• December 2025
    M T W T F S S
    « Nov    
    1234567
    891011121314
    15161718192021
    22232425262728
    293031  

Prof. Dr. Nur Syam, M.Si

(My Official Site)

RESPON KRITIK TOKOH LINTAS AGAMA

Kemarin, 18/01/2011,  ada pertemuan tertutup antara tokoh lintas agama dengan Presiden SBY. Di antara materi pertemuan tersebut tentu saja terkait dengan pandangan tokoh lintas agama tentang kebohongan pemerintah atas 18 masalah yang dihadapi oleh masyarakat dan pemerintah Indonesia.  Di antara masalah tersebut antara lain adalah tentang kebebasan beragama, ketenagakerjaan, kemiskinan, hukum, korupsi, dan sebagainya.

Dialog ini tampaknya digagas oleh pihak   kepresidenan, sehingga yang berinisiatif untuk mengundang tokoh lintas agama adalah presiden. Makanya, jumlah dan siapa yang diundang adalah mereka yang sudah ditentukan oleh tim kepresidenan sehingga usulan tokoh lintas agama dalam banyak hal tidak diadaptasi.

Menurut pengakuan Din Syamsudin, Ketua PP Muhammadiyah,  bahwa nama-nama yang  diajukan ternyata tidak diadaptasi oleh presiden. Selain itu juga yang diundang  terlalu banyak  sehingga dialog tersebut berjalan tidak sebagaimana  yang diinginkan. Selain itu proses dialog juga tidak dibuka untuk media, sehingga sessi press release juga hanya terbatas pada respon pemerintah saja.

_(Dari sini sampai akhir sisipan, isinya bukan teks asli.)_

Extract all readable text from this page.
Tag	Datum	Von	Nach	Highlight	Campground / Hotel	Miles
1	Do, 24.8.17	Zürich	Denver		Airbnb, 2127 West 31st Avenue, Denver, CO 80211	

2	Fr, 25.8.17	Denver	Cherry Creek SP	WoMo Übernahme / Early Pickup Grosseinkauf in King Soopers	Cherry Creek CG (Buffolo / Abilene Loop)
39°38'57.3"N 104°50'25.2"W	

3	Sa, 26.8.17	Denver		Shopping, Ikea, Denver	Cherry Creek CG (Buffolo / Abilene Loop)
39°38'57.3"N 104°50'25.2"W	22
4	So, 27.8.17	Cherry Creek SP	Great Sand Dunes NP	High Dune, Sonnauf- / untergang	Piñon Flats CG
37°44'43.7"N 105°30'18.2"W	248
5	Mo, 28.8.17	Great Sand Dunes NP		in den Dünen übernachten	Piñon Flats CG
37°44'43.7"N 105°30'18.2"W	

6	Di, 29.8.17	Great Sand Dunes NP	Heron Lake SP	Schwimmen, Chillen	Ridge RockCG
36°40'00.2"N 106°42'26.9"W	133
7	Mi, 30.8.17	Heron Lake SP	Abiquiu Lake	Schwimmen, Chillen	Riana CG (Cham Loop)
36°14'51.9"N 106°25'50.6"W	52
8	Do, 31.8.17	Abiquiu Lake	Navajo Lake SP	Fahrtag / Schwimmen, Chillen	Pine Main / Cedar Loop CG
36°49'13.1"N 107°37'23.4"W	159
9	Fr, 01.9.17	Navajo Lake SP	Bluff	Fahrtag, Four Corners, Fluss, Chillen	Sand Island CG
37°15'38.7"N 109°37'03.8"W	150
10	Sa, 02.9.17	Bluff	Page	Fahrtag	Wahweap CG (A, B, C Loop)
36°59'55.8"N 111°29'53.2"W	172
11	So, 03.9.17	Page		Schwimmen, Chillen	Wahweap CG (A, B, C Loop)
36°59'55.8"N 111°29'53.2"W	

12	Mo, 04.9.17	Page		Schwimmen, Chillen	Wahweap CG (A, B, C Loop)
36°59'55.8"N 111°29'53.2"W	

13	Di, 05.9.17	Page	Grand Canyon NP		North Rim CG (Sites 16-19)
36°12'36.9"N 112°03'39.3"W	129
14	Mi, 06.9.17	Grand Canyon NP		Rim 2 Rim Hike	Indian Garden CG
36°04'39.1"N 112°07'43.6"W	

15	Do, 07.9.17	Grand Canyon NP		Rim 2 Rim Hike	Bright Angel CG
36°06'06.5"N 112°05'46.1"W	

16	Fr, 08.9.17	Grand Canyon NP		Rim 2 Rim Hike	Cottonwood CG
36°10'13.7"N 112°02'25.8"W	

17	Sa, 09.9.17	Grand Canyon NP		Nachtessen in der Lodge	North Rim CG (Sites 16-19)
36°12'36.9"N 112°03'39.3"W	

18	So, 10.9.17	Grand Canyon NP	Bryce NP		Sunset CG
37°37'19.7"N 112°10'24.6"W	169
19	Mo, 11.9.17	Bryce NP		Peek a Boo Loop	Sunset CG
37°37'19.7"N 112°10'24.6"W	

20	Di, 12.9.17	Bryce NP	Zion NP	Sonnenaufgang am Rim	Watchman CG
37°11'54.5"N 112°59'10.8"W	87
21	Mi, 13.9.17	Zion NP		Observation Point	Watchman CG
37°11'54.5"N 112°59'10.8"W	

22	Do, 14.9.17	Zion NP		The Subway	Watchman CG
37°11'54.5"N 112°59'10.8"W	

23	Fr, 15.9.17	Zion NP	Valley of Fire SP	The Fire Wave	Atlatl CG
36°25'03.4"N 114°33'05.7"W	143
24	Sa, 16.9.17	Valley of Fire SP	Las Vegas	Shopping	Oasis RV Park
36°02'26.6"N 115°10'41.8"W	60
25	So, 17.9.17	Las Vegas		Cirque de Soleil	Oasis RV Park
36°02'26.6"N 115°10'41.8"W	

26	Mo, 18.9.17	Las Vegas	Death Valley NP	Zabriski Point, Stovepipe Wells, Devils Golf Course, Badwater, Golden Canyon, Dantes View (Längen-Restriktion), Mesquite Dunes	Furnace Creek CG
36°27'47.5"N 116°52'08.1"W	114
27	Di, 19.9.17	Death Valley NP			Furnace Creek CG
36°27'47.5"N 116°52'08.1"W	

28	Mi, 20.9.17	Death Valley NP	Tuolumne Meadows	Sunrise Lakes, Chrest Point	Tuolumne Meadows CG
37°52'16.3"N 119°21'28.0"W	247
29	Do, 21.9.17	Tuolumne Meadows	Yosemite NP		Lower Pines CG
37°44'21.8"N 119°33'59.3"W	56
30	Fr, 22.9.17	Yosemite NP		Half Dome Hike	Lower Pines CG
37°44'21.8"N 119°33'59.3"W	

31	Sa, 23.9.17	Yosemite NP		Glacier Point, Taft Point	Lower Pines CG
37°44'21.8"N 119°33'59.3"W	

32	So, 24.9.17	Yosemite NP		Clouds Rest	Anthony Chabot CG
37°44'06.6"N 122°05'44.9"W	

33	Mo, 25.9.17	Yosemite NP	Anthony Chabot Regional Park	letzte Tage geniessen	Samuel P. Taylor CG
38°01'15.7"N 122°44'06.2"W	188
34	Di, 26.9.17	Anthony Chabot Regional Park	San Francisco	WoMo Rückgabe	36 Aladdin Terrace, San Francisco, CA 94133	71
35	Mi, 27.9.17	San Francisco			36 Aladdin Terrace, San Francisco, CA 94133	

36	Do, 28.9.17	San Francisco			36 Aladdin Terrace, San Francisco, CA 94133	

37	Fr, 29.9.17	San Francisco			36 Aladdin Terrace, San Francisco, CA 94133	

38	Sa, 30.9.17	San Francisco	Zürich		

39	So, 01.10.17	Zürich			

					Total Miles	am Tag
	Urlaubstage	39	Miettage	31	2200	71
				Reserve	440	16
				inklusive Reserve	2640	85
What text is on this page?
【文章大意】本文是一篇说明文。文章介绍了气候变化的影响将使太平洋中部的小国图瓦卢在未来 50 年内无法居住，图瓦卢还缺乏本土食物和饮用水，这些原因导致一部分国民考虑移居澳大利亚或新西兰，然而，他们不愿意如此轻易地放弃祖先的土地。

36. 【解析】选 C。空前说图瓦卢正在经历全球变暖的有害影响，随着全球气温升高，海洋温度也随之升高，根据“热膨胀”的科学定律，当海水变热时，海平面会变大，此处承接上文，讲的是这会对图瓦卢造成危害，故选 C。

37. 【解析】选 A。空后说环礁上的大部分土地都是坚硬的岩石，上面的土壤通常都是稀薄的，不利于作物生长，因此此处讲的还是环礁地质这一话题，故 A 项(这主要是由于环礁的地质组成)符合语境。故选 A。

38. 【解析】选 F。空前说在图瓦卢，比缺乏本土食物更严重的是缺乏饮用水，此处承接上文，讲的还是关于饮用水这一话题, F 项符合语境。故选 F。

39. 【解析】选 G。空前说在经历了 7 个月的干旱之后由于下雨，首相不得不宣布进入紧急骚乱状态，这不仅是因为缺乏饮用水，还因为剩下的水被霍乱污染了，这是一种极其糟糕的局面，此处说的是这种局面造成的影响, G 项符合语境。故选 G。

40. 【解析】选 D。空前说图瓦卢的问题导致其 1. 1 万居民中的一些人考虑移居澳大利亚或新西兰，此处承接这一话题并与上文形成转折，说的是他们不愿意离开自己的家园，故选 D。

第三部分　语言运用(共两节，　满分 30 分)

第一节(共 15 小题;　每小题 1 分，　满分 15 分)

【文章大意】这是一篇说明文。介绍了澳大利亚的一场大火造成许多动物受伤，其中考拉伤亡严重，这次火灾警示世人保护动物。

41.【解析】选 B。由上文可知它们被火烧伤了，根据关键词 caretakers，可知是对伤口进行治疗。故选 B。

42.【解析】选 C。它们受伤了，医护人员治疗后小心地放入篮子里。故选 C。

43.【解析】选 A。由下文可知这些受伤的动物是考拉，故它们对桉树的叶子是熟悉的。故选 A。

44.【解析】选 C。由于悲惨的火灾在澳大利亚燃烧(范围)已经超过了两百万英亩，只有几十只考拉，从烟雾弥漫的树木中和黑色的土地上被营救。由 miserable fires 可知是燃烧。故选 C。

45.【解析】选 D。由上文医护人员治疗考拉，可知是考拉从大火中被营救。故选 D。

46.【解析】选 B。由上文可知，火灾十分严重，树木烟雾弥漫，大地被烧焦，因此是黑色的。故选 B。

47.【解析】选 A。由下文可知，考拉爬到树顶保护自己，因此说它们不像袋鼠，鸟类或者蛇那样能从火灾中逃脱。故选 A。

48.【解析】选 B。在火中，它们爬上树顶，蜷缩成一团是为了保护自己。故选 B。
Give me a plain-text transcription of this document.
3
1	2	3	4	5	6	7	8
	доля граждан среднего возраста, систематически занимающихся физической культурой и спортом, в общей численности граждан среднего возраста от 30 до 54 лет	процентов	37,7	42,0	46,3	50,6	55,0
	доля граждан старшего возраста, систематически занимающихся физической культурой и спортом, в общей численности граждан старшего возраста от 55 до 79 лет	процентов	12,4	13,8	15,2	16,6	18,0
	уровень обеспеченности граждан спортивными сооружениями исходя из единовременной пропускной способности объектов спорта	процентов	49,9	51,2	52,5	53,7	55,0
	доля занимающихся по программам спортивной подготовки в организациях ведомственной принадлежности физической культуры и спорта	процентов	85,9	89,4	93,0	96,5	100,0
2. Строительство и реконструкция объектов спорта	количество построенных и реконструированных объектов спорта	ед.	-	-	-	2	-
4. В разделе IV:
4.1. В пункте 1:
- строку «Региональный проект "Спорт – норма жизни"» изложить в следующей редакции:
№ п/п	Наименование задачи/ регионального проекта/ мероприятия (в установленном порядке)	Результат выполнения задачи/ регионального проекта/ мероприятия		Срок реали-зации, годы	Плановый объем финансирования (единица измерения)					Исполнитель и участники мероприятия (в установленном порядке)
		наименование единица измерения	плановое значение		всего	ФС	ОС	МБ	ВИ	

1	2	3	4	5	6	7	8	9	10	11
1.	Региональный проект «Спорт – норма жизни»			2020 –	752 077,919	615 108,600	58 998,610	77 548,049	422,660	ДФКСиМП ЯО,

Memang dipastikan akan ada perbedaan persepsi tentang kata “kebohongan”  di mata pemerintah dan tokoh lintas agama. Kata “kebohongan” tentu di mana saja memiliki makna negative, sehingga ketika kata itu digunakan untuk menyipati terhadap sesuatu, tentu  dapat dipastikan yang bersangkutan akan merasa gerah dan tidak enak. Kata ini memang menjadi wacana pasca reformasi. Di era kebebasan menyatakan pendapat ini, maka kata “kebohongan public” adalah kata yang sering dialamatkan kepada para pejabat atau elit penguasa tentang berbagai hal yang terkait dengan kekuasaannya.

Jika dinyatakan bahwa pemerintah melakukan kebohongan terkait dengan banyak hal, maka akan memiliki konsekuensi bahwa pemerintah melakukan manipulasi terhadap banyak hal tersebut. Tentang relasi antar umat beragama, maka dipastikan bahwa pemerintah memanipulasi tentang  kebebasan menjadi pengekangan atau intervensi. Yang dilakukan bukanlah memberi kebebasan akan tetapi melakukan pengekangan atau intervensi terhadap kebebasan itu sendiri.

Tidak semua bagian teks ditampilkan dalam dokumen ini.